世界最高級強度の吹付けコンクリート「T-HPSC 100」を開発

脆弱な地山条件下におけるトンネル支保工の施工を効率化

2019年10月29日
大成建設株式会社
BASFジャパン株式会社
株式会社デイ・シイ

 大成建設株式会社(代表取締役社長:村田誉之)、BASFジャパン株式会社(代表取締役社長:石田博基)、株式会社デイ・シイ(代表取締役社長:神長俊樹)は共同で、トンネル支保工※1に用いる、世界最高級強度で優れた施工性を有する吹付けコンクリート「T-HPSC 100」※2を開発しました。本材料の適用により、脆弱な地盤などの地山条件でも二重支保工などの対策が不要となり、支保工を効率的に施工することが可能となります。
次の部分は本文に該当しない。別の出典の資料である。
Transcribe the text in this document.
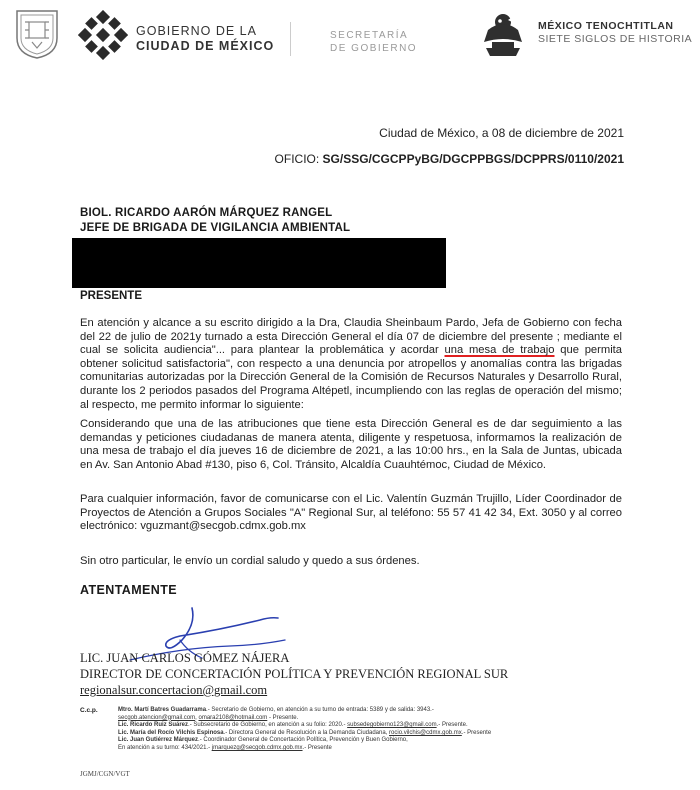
GOBIERNO DE LA
CIUDAD DE MÉXICO
SECRETARÍA
DE GOBIERNO
MÉXICO TENOCHTITLAN
SIETE SIGLOS DE HISTORIA
Ciudad de México, a 08 de diciembre de 2021
OFICIO: SG/SSG/CGCPPyBG/DGCPPBGS/DCPPRS/0110/2021
BIOL. RICARDO AARÓN MÁRQUEZ RANGEL
JEFE DE BRIGADA DE VIGILANCIA AMBIENTAL
PRESENTE
En atención y alcance a su escrito dirigido a la Dra, Claudia Sheinbaum Pardo, Jefa de Gobierno con fecha del 22 de julio de 2021y turnado a esta Dirección General el día 07 de diciembre del presente ; mediante el cual se solicita audiencia"... para plantear la problemática y acordar una mesa de trabajo que permita obtener solicitud satisfactoria", con respecto a una denuncia por atropellos y anomalías contra las brigadas comunitarias autorizadas por la Dirección General de la Comisión de Recursos Naturales y Desarrollo Rural, durante los 2 periodos pasados del Programa Altépetl, incumpliendo con las reglas de operación del mismo; al respecto, me permito informar lo siguiente:
Considerando que una de las atribuciones que tiene esta Dirección General es de dar seguimiento a las demandas y peticiones ciudadanas de manera atenta, diligente y respetuosa, informamos la realización de una mesa de trabajo el día jueves 16 de diciembre de 2021, a las 10:00 hrs., en la Sala de Juntas, ubicada en Av. San Antonio Abad #130, piso 6, Col. Tránsito, Alcaldía Cuauhtémoc, Ciudad de México.
Para cualquier información, favor de comunicarse con el Lic. Valentín Guzmán Trujillo, Líder Coordinador de Proyectos de Atención a Grupos Sociales "A" Regional Sur, al teléfono: 55 57 41 42 34, Ext. 3050 y al correo electrónico: vguzmant@secgob.cdmx.gob.mx
Sin otro particular, le envío un cordial saludo y quedo a sus órdenes.
ATENTAMENTE
LIC. JUAN CARLOS GÓMEZ NÁJERA
DIRECTOR DE CONCERTACIÓN POLÍTICA Y PREVENCIÓN REGIONAL SUR
regionalsur.concertacion@gmail.com
C.c.p.	Mtro. Martí Batres Guadarrama.- Secretario de Gobierno, en atención a su turno de entrada: 5389 y de salida: 3943.-
secgob.atencion@gmail.com, omara2108@hotmail.com - Presente.
Lic. Ricardo Ruiz Suárez.- Subsecretario de Gobierno, en atención a su folio: 2020.- subsedegobierno123@gmail.com.- Presente.
Lic. María del Rocío Vilchis Espinosa.- Directora General de Resolución a la Demanda Ciudadana, rocio.vilchis@cdmx.gob.mx.- Presente
Lic. Juan Gutiérrez Márquez.- Coordinador General de Concertación Política, Prevención y Buen Gobierno,
En atención a su turno: 434/2021.- jmarquezg@secgob.cdmx.gob.mx.- Presente
JGMJ/CGN/VGT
 山岳トンネル工事に用いる吹付けコンクリートは、掘削中のトンネル形状を維持するために施工する支保工の一部として用いられており、掘削したトンネルの変形度合いに応じ、適切な強度のコンクリートを使用しています。しかし、脆弱な地盤や高い圧力が作用する地盤など地山条件が厳しい状況では、吹付けコンクリートに加え、支保工を二重に用いるなどの対策を施す必要があり、施工時の作業効率向上に課題がありました。
 そこで当社とBASFジャパン(株)、(株)デイ・シイは、このような厳しい地山条件でも効率的に施工するため、従来の吹付けコンクリート強度を大きく上回る世界最高級強度を持ち、かつ施工性に優れた吹付けコンクリート「T-HPSC 100」を開発しました。さらに実証試験を行い、本材料と従来の吹付けコンクリートの性能を比較検証し、その優位性などを確認しました。

 本材料の特徴は以下のとおりです。(表1、写真1、2参照)

  1. 1超高強度吹付けコンクリートを用い、支保を効率的に施工
    施工に用いる吹付けコンクリートの強度は、従来の2倍以上(設計基準強度72N/mm2、実強度100N/mm2)であるため、脆弱な地山条件に適用する二重支保工などの対策が不要となり、トンネル支保を効率的に施工することができます。
  2. 2優れた付着性により、吹付時のはね返り量を抑え、材料ロスを低減

    本材料は、ノズルでの吹付時に同時混入する液体急結剤の作用により高い付着性を有しており、従来の吹付けコンクリートに比べ、施工時のはね返り量(付着せずに落下する量)が抑えられ、材料ロスを低減できます。

  3. 3専用吹付材を用いて、既存の吹付け設備・装置を利用した施工が可能
    実強度100N/mm2以上の超高強度コンクリートは粘性が非常に高く、そのままでは吹付けコンクリート材料での使用は困難でした。今回、新規に開発した専用吹付材を用いることで、コンクリートの粘性を大幅に低下させ、流動性を確保することにより、既存の吹付け設備・装置を用いて施工することができます。
  4. 4施工時に発生する粉塵濃度が低く、良好な作業環境に改善
    本材料による吹付けコンクリート施工時に生じる粉塵濃度は、従来の吹付けコンクリートに比べ1/3程度と大幅に低くなり、良好な作業環境を構築できます。
  5. 5従来方式と同等レベルのコストで工期短縮が可能
    「T-HPSC 100」の材料コストは、条件により、施工性向上や材料ロスの低減で、従来の高強度吹付けコンクリートと比べて、材工込みのコストを同等としたまま、最大50%程度の工期短縮が見込めます。

 今後、当社は、高圧が作用する地盤や脆弱な地盤などの地山条件を有する山岳トンネル工事に対して、安全で効率的な施工を実現するための方策として、本材料の適用を積極的に提案してまいります。

表1 「T-HPSC 100」の特性
写真1 模擬トンネルにおける検証状況
写真1 模擬トンネルにおける検証状況
写真2 厚吹きを可能とする優れた付着性
写真2 厚吹きを可能とする優れた付着性
  1. ※1トンネル支保工:
    トンネルを掘削してから、覆工(トンネル内面をコンクリートなどで固めること)するまでの間、掘削した断面を確保し、地山の崩壊や変形を防ぎ、安全に作業ができるように地山を支持するコンクリート製や鋼製の構造物。
  2. ※2「T-HPSC 100」:
    Taisei-High Performance Sprayed Concreteの頭文字を抽出し、実強度:100N/mm2の超高強度吹付けコンクリートの名称。